Error using * (line 126) Disciplined convex programming error: Only scalar quadratic forms can be specified in CVX

Hi,I’m trying to solve a convex optimization problem in cvx. the following is my code:
cvx_begin sdp
variable Wk(Nm,Nm) complex symmetric
minimize(real(trace(Wk*Dk)))
subject to
real(trace(Wk))<=(Pth/Nm)

real(trace(Wk* CHMB_MU(kk,:)’* CHMB_MU(kk,:)- gama_min* temp))>=gama_min* sigma2
Wk>=0
cvx_end
cvx_begin
variable Ek(M-1,Nm) complex
minimize(real(trace(Wk* Hk_tilt’* Hk_tilt+ Wk* Hk_tilt’* Ek+ Wk* Ek’* Hk_tilt+ Wk* Ek’* Ek))+lambda* Ltwoone_norm(Ek))
cvx_end

but i get the fallowing errors:
Error using * (line 126)
Disciplined convex programming error:
Only scalar quadratic forms can be specified in CVX.
where (Wk,Hk_tilt,temp,Dk) are complex matrix and (pth,gama_min,sigma2,lambda) are non-negative constant and CHMB_MU is complex vector.
please help me.
thanks

The non-DCP-compliant term is trace(Wk* Ek’* Ek)

If Ek were real and Wk symmetric psd, then it could be rewritten as
trace(Wk*Ek’*Ek) = trace(chol(Wk)'*chol(Wk)*Ek'*Ek) = trace(chol(Wk)*Ek'*Ek*chol(Wk)') = sum(vec(Ek*chol(Wk)').*vec(Ek*chol(Wk)'))
with the latter-most expression being accepted by CVX.

For general W, this is not convex. For instance, in one dimension, if Wk = -1 and Ek is real, then trace(Wk*Ek'*Ek) = -Ek^2 which is not convex.

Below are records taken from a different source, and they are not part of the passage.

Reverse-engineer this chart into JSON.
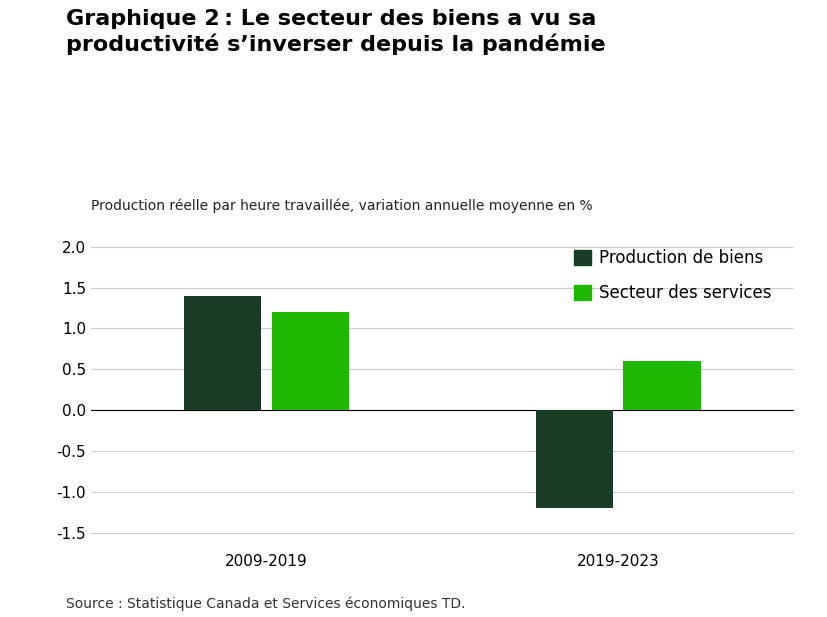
{
  "title": "Graphique 2 : Le secteur des biens a vu sa\nproductivité s’inverser depuis la pandémie",
  "subtitle": "Production réelle par heure travaillée, variation annuelle moyenne en %",
  "categories": [
    "2009-2019",
    "2019-2023"
  ],
  "series": {
    "Production de biens": {
      "values": [
        1.4,
        -1.2
      ],
      "color": "#1a3d28"
    },
    "Secteur des services": {
      "values": [
        1.2,
        0.6
      ],
      "color": "#1eb800"
    }
  },
  "ylim": [
    -1.7,
    2.15
  ],
  "yticks": [
    -1.5,
    -1.0,
    -0.5,
    0.0,
    0.5,
    1.0,
    1.5,
    2.0
  ],
  "bar_width": 0.22,
  "background_color": "#ffffff",
  "grid_color": "#cccccc",
  "source_text": "Source : Statistique Canada et Services économiques TD.",
  "title_fontsize": 16,
  "subtitle_fontsize": 10,
  "tick_fontsize": 11,
  "legend_fontsize": 12,
  "source_fontsize": 10
}
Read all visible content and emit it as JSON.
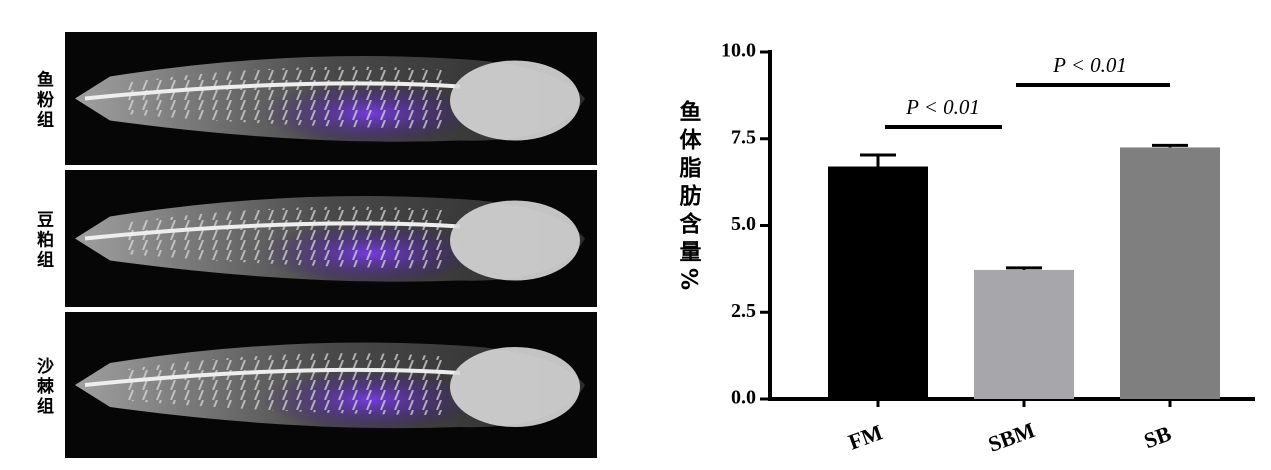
{
  "panels": [
    {
      "label": "鱼粉组"
    },
    {
      "label": "豆粕组"
    },
    {
      "label": "沙棘组"
    }
  ],
  "chart_data": {
    "type": "bar",
    "ylabel": "鱼体脂肪含量%",
    "categories": [
      "FM",
      "SBM",
      "SB"
    ],
    "values": [
      6.7,
      3.72,
      7.25
    ],
    "errors": [
      0.33,
      0.06,
      0.06
    ],
    "colors": [
      "#000000",
      "#a6a6ab",
      "#7f7f7f"
    ],
    "ylim": [
      0,
      10
    ],
    "yticks": [
      {
        "value": 0,
        "label": "0.0"
      },
      {
        "value": 2.5,
        "label": "2.5"
      },
      {
        "value": 5,
        "label": "5.0"
      },
      {
        "value": 7.5,
        "label": "7.5"
      },
      {
        "value": 10,
        "label": "10.0"
      }
    ],
    "annotations": [
      {
        "text": "P < 0.01"
      },
      {
        "text": "P < 0.01"
      }
    ]
  }
}
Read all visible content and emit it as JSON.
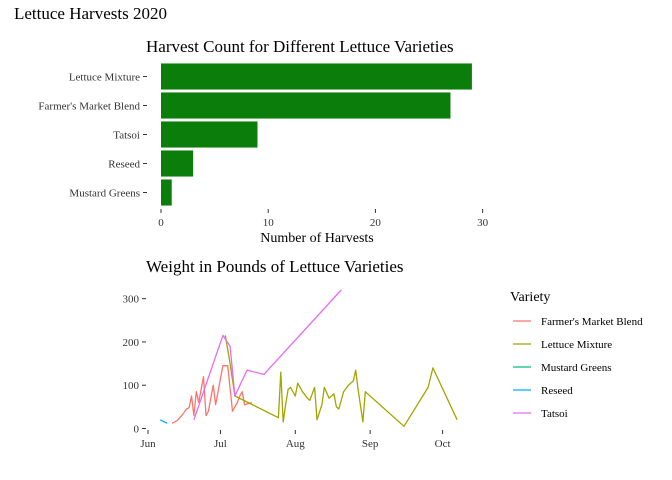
{
  "page_title": "Lettuce Harvests 2020",
  "chart_data": [
    {
      "type": "bar",
      "orientation": "horizontal",
      "title": "Harvest Count for Different Lettuce Varieties",
      "xlabel": "Number of Harvests",
      "ylabel": "",
      "xlim": [
        0,
        30.5
      ],
      "xticks": [
        0,
        10,
        20,
        30
      ],
      "bar_color": "#0a7d0a",
      "categories": [
        "Lettuce Mixture",
        "Farmer's Market Blend",
        "Tatsoi",
        "Reseed",
        "Mustard Greens"
      ],
      "values": [
        29,
        27,
        9,
        3,
        1
      ],
      "grid": false
    },
    {
      "type": "line",
      "title": "Weight in Pounds of Lettuce Varieties",
      "xlabel": "",
      "ylabel": "",
      "ylim": [
        0,
        320
      ],
      "yticks": [
        0,
        100,
        200,
        300
      ],
      "xlim": [
        "2020-06-01",
        "2020-10-14"
      ],
      "xticks": [
        {
          "date": "2020-06-01",
          "label": "Jun"
        },
        {
          "date": "2020-07-01",
          "label": "Jul"
        },
        {
          "date": "2020-08-01",
          "label": "Aug"
        },
        {
          "date": "2020-09-01",
          "label": "Sep"
        },
        {
          "date": "2020-10-01",
          "label": "Oct"
        }
      ],
      "legend_title": "Variety",
      "legend_position": "right",
      "grid": false,
      "series": [
        {
          "name": "Farmer's Market Blend",
          "color": "#f8766d",
          "points": [
            [
              "2020-06-11",
              12
            ],
            [
              "2020-06-13",
              18
            ],
            [
              "2020-06-15",
              30
            ],
            [
              "2020-06-17",
              45
            ],
            [
              "2020-06-18",
              48
            ],
            [
              "2020-06-19",
              75
            ],
            [
              "2020-06-20",
              30
            ],
            [
              "2020-06-21",
              85
            ],
            [
              "2020-06-22",
              60
            ],
            [
              "2020-06-24",
              120
            ],
            [
              "2020-06-25",
              30
            ],
            [
              "2020-06-26",
              40
            ],
            [
              "2020-06-28",
              100
            ],
            [
              "2020-06-29",
              55
            ],
            [
              "2020-07-02",
              145
            ],
            [
              "2020-07-04",
              145
            ],
            [
              "2020-07-06",
              40
            ],
            [
              "2020-07-08",
              60
            ],
            [
              "2020-07-09",
              75
            ],
            [
              "2020-07-10",
              85
            ],
            [
              "2020-07-11",
              55
            ],
            [
              "2020-07-14",
              60
            ]
          ]
        },
        {
          "name": "Lettuce Mixture",
          "color": "#a3a500",
          "points": [
            [
              "2020-07-03",
              215
            ],
            [
              "2020-07-05",
              150
            ],
            [
              "2020-07-07",
              75
            ],
            [
              "2020-07-25",
              25
            ],
            [
              "2020-07-26",
              130
            ],
            [
              "2020-07-27",
              15
            ],
            [
              "2020-07-28",
              55
            ],
            [
              "2020-07-29",
              90
            ],
            [
              "2020-07-30",
              95
            ],
            [
              "2020-07-31",
              85
            ],
            [
              "2020-08-01",
              75
            ],
            [
              "2020-08-02",
              105
            ],
            [
              "2020-08-04",
              85
            ],
            [
              "2020-08-06",
              70
            ],
            [
              "2020-08-07",
              65
            ],
            [
              "2020-08-09",
              95
            ],
            [
              "2020-08-10",
              20
            ],
            [
              "2020-08-12",
              55
            ],
            [
              "2020-08-13",
              95
            ],
            [
              "2020-08-15",
              70
            ],
            [
              "2020-08-17",
              80
            ],
            [
              "2020-08-18",
              50
            ],
            [
              "2020-08-19",
              45
            ],
            [
              "2020-08-21",
              85
            ],
            [
              "2020-08-23",
              100
            ],
            [
              "2020-08-25",
              110
            ],
            [
              "2020-08-26",
              135
            ],
            [
              "2020-08-27",
              90
            ],
            [
              "2020-08-29",
              15
            ],
            [
              "2020-08-30",
              85
            ],
            [
              "2020-09-15",
              5
            ],
            [
              "2020-09-25",
              95
            ],
            [
              "2020-09-27",
              140
            ],
            [
              "2020-10-07",
              20
            ]
          ]
        },
        {
          "name": "Mustard Greens",
          "color": "#00bf7d",
          "points": []
        },
        {
          "name": "Reseed",
          "color": "#00b0f6",
          "points": [
            [
              "2020-06-06",
              20
            ],
            [
              "2020-06-09",
              12
            ]
          ]
        },
        {
          "name": "Tatsoi",
          "color": "#e76bf3",
          "points": [
            [
              "2020-06-20",
              20
            ],
            [
              "2020-07-02",
              215
            ],
            [
              "2020-07-05",
              190
            ],
            [
              "2020-07-07",
              75
            ],
            [
              "2020-07-12",
              135
            ],
            [
              "2020-07-19",
              125
            ],
            [
              "2020-08-20",
              320
            ]
          ]
        }
      ]
    }
  ]
}
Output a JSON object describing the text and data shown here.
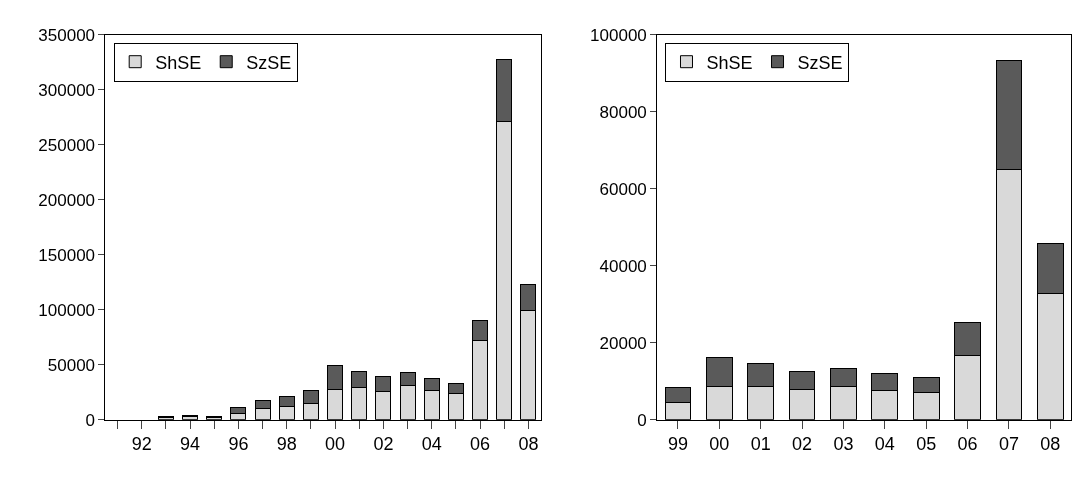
{
  "chart_data": [
    {
      "type": "bar",
      "stacked": true,
      "categories": [
        null,
        "92",
        null,
        "94",
        null,
        "96",
        null,
        "98",
        null,
        "00",
        null,
        "02",
        null,
        "04",
        null,
        "06",
        null,
        "08"
      ],
      "series": [
        {
          "name": "ShSE",
          "color": "#d9d9d9",
          "values": [
            null,
            null,
            2000,
            3000,
            2000,
            6000,
            10000,
            12000,
            15000,
            28000,
            29000,
            26000,
            31000,
            27000,
            24000,
            72000,
            271000,
            99000
          ]
        },
        {
          "name": "SzSE",
          "color": "#5a5a5a",
          "values": [
            null,
            null,
            1000,
            1000,
            1000,
            5000,
            8000,
            9000,
            12000,
            21000,
            15000,
            13000,
            12000,
            11000,
            9000,
            18000,
            57000,
            24000
          ]
        }
      ],
      "ylim": [
        0,
        350000
      ],
      "yticks": [
        0,
        50000,
        100000,
        150000,
        200000,
        250000,
        300000,
        350000
      ],
      "legend": "top left"
    },
    {
      "type": "bar",
      "stacked": true,
      "categories": [
        "99",
        "00",
        "01",
        "02",
        "03",
        "04",
        "05",
        "06",
        "07",
        "08"
      ],
      "series": [
        {
          "name": "ShSE",
          "color": "#d9d9d9",
          "values": [
            4400,
            8600,
            8700,
            7800,
            8600,
            7700,
            7100,
            16800,
            65100,
            32900
          ]
        },
        {
          "name": "SzSE",
          "color": "#5a5a5a",
          "values": [
            3900,
            7600,
            5800,
            4800,
            4800,
            4300,
            3800,
            8600,
            28300,
            13000
          ]
        }
      ],
      "ylim": [
        0,
        100000
      ],
      "yticks": [
        0,
        20000,
        40000,
        60000,
        80000,
        100000
      ],
      "legend": "top left"
    }
  ]
}
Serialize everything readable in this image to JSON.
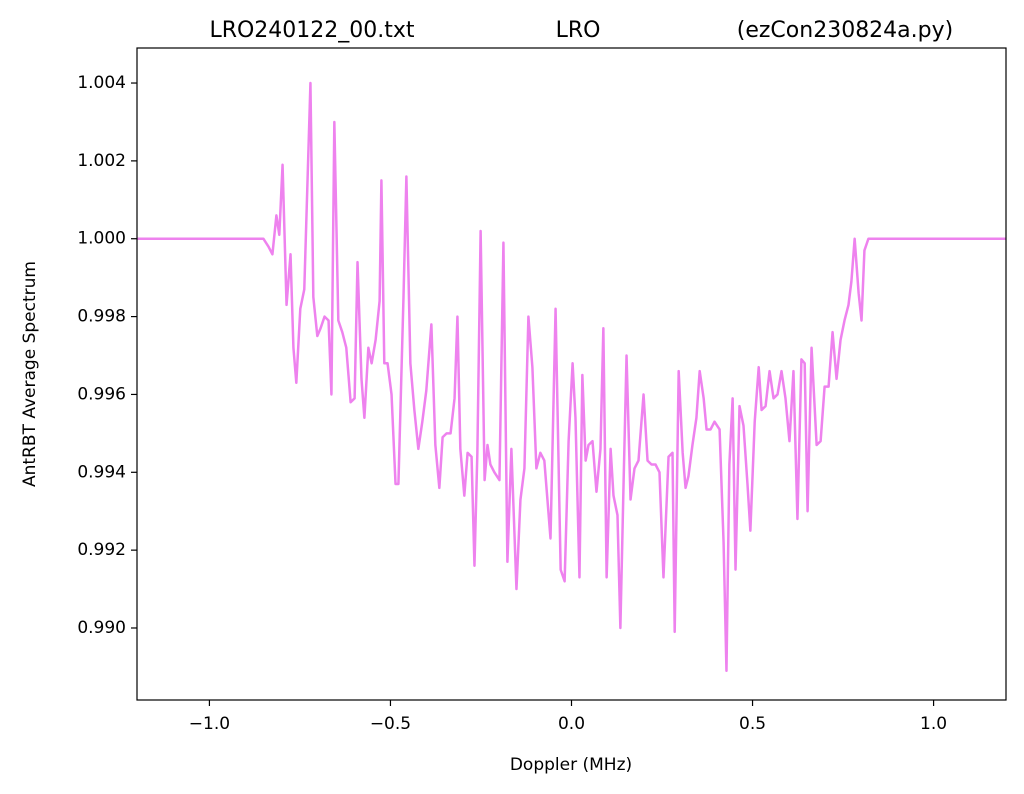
{
  "chart_data": {
    "type": "line",
    "title": [
      "LRO240122_00.txt",
      "LRO",
      "(ezCon230824a.py)"
    ],
    "x_label": "Doppler (MHz)",
    "y_label": "AntRBT Average Spectrum",
    "xlim": [
      -1.2,
      1.2
    ],
    "ylim": [
      0.98815,
      1.0049
    ],
    "xticks": [
      {
        "value": -1,
        "label": "−1.0"
      },
      {
        "value": -0.5,
        "label": "−0.5"
      },
      {
        "value": 0,
        "label": "0.0"
      },
      {
        "value": 0.5,
        "label": "0.5"
      },
      {
        "value": 1,
        "label": "1.0"
      }
    ],
    "yticks": [
      {
        "value": 0.99,
        "label": "0.990"
      },
      {
        "value": 0.992,
        "label": "0.992"
      },
      {
        "value": 0.994,
        "label": "0.994"
      },
      {
        "value": 0.996,
        "label": "0.996"
      },
      {
        "value": 0.998,
        "label": "0.998"
      },
      {
        "value": 1,
        "label": "1.000"
      },
      {
        "value": 1.002,
        "label": "1.002"
      },
      {
        "value": 1.004,
        "label": "1.004"
      }
    ],
    "grid": false,
    "series": [
      {
        "color": "#ee82ee",
        "x": [
          -1.2,
          -0.851,
          -0.837,
          -0.826,
          -0.815,
          -0.807,
          -0.798,
          -0.787,
          -0.776,
          -0.768,
          -0.76,
          -0.749,
          -0.738,
          -0.721,
          -0.713,
          -0.702,
          -0.693,
          -0.682,
          -0.671,
          -0.663,
          -0.655,
          -0.644,
          -0.633,
          -0.622,
          -0.61,
          -0.599,
          -0.591,
          -0.58,
          -0.572,
          -0.561,
          -0.552,
          -0.541,
          -0.53,
          -0.525,
          -0.517,
          -0.508,
          -0.497,
          -0.486,
          -0.478,
          -0.464,
          -0.456,
          -0.445,
          -0.434,
          -0.423,
          -0.412,
          -0.401,
          -0.387,
          -0.376,
          -0.365,
          -0.356,
          -0.345,
          -0.334,
          -0.323,
          -0.315,
          -0.307,
          -0.296,
          -0.287,
          -0.276,
          -0.268,
          -0.26,
          -0.251,
          -0.24,
          -0.232,
          -0.224,
          -0.213,
          -0.199,
          -0.188,
          -0.177,
          -0.166,
          -0.152,
          -0.141,
          -0.13,
          -0.119,
          -0.108,
          -0.097,
          -0.086,
          -0.075,
          -0.058,
          -0.044,
          -0.03,
          -0.019,
          -0.008,
          0.003,
          0.011,
          0.022,
          0.03,
          0.039,
          0.047,
          0.058,
          0.069,
          0.08,
          0.088,
          0.097,
          0.108,
          0.116,
          0.127,
          0.135,
          0.144,
          0.152,
          0.163,
          0.174,
          0.185,
          0.199,
          0.21,
          0.221,
          0.232,
          0.243,
          0.254,
          0.268,
          0.279,
          0.285,
          0.296,
          0.307,
          0.315,
          0.323,
          0.334,
          0.345,
          0.354,
          0.365,
          0.373,
          0.384,
          0.395,
          0.409,
          0.42,
          0.428,
          0.436,
          0.445,
          0.453,
          0.464,
          0.475,
          0.486,
          0.494,
          0.506,
          0.517,
          0.525,
          0.536,
          0.547,
          0.558,
          0.569,
          0.58,
          0.591,
          0.602,
          0.613,
          0.624,
          0.635,
          0.644,
          0.652,
          0.663,
          0.677,
          0.688,
          0.699,
          0.71,
          0.721,
          0.732,
          0.743,
          0.754,
          0.765,
          0.773,
          0.782,
          0.793,
          0.801,
          0.809,
          0.82,
          1.2
        ],
        "values": [
          1.0,
          1.0,
          0.9998,
          0.9996,
          1.0006,
          1.0001,
          1.0019,
          0.9983,
          0.9996,
          0.9972,
          0.9963,
          0.9982,
          0.9987,
          1.004,
          0.9985,
          0.9975,
          0.9977,
          0.998,
          0.9979,
          0.996,
          1.003,
          0.9979,
          0.9976,
          0.9972,
          0.9958,
          0.9959,
          0.9994,
          0.9964,
          0.9954,
          0.9972,
          0.9968,
          0.9974,
          0.9984,
          1.0015,
          0.9968,
          0.9968,
          0.996,
          0.9937,
          0.9937,
          0.9985,
          1.0016,
          0.9968,
          0.9956,
          0.9946,
          0.9953,
          0.9961,
          0.9978,
          0.9947,
          0.9936,
          0.9949,
          0.995,
          0.995,
          0.9959,
          0.998,
          0.9946,
          0.9934,
          0.9945,
          0.9944,
          0.9916,
          0.9945,
          1.0002,
          0.9938,
          0.9947,
          0.9942,
          0.994,
          0.9938,
          0.9999,
          0.9917,
          0.9946,
          0.991,
          0.9933,
          0.9941,
          0.998,
          0.9967,
          0.9941,
          0.9945,
          0.9943,
          0.9923,
          0.9982,
          0.9915,
          0.9912,
          0.9948,
          0.9968,
          0.9954,
          0.9913,
          0.9965,
          0.9943,
          0.9947,
          0.9948,
          0.9935,
          0.9946,
          0.9977,
          0.9913,
          0.9946,
          0.9934,
          0.9929,
          0.99,
          0.9938,
          0.997,
          0.9933,
          0.9941,
          0.9943,
          0.996,
          0.9943,
          0.9942,
          0.9942,
          0.994,
          0.9913,
          0.9944,
          0.9945,
          0.9899,
          0.9966,
          0.9945,
          0.9936,
          0.9939,
          0.9947,
          0.9954,
          0.9966,
          0.9959,
          0.9951,
          0.9951,
          0.9953,
          0.9951,
          0.9922,
          0.9889,
          0.9942,
          0.9959,
          0.9915,
          0.9957,
          0.9952,
          0.9937,
          0.9925,
          0.9953,
          0.9967,
          0.9956,
          0.9957,
          0.9966,
          0.9959,
          0.996,
          0.9966,
          0.9959,
          0.9948,
          0.9966,
          0.9928,
          0.9969,
          0.9968,
          0.993,
          0.9972,
          0.9947,
          0.9948,
          0.9962,
          0.9962,
          0.9976,
          0.9964,
          0.9974,
          0.9979,
          0.9983,
          0.9989,
          1.0,
          0.9986,
          0.9979,
          0.9997,
          1.0,
          1.0
        ]
      }
    ]
  }
}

I sincerely appreciate your guidance and time. But the Wk, Ek matrix are PSD and complex ,respectively. How i get rid of this errors?
Also, in the case I want Wk to be dp and symmetric matrix not sdp. Is my code in first part cvx correct? If not how to write this variable in cvx .

When Wk is symmetric psd and E is complex (but not real), then
trace(Wk*Ek’*Ek) = trace(chol(Wk)'*chol(Wk)*Ek'*Ek) = trace(chol(Wk)*Ek'*Ek*chol(Wk)')
is still valid, but this does not generally equal
sum(vec(Ek*chol(Wk)').*vec(Ek*chol(Wk)'))

I leave it to you and others to check the correctness of the following (especially considering Ek is complex, so maybe the Schur complement formulation in my referenced answer is not correct for this usage), so use at your own peril:
Presuming Wk is symmetric positive definite, so that its inverse exists, I think you can re-write as
trace(Wk*Ek’*Ek) = trace(Ek * inv(inv(Wk)) * Ek')
then use my solution at Generalizing "trace_inv" for matrix quadratic forms, with inv(Wk) in place of X and Ek in place of C, and with the requisite variable declarations.